Monday, September 24, 2007

Pushmepullyou

I was having a talk at an event this last weekend with a friend who is also a member of the group that hosted the event. We limit attendance to 400 people. We feed them at this event and provide several live bands... this is a big event that requires TONS of coordination - all from volunteers who care about this event that we have now hosted for 12 years.

Our conversation had to do with him not knowing what was going on with meals, and my response was "well... I put it on the forum days ago that I was making food for Friday night for everyone," and his response was "I don't use that. I like my information pushed to me, not where I have to go pull it." I am the exact opposite.... I cannot stand getting tons of emails that have little to do with me. I want the info somewhere that I can easily get to to find it when I need it, and not sort through a barrage of stuff that clogs my mailboxes with everyone "replying to all" when really not all need to know their response, etc. I am a user of forums/discussion boards and not a lover of list serves or yahoo group-type arrangements for information sharing. I am about maxed out on all of it though.

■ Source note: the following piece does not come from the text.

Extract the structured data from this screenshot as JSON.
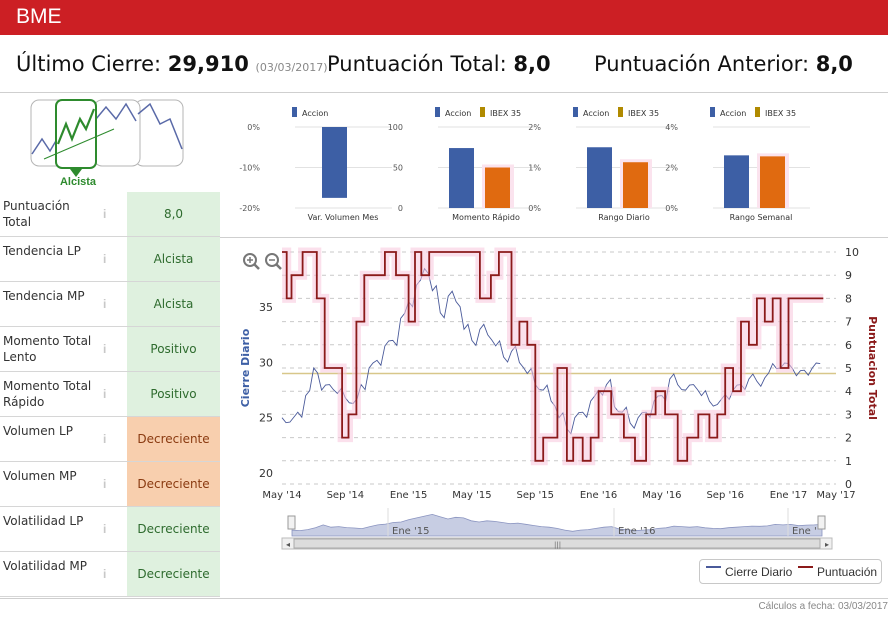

I manage a portion of a website, have 3 email address accounts to deal with, numerous websites that I constantly glean info from for work, multiple discussion boards and blogs that I haunt, various newsletters that are "pushed" at me via email, a new forum I am trying to get up and running for PSD, and now I need to manage a facebook and/or myspace page for PSD work as well - probably both brands and probably more than one of each for different populations. And I am not even keeping up with all of the many forms that are being used currently and I don't use lots of these very well either. I am suffering from information overload ... too much coming at me and too much that I am trying to disperse. And good old analog technology... I have at least three phone meetings every month, and three committee meetings to attend in person.

And this is the kind of thing we are asking of our volunteers as well. How much of a spiritual home are we providing when we are practically deluging them, and our staff, with so much? It has almost gotten to where Sunday mornings are the slow portion of my work where I just have people wanting my attention in person, not in every form of technology I can think of as well.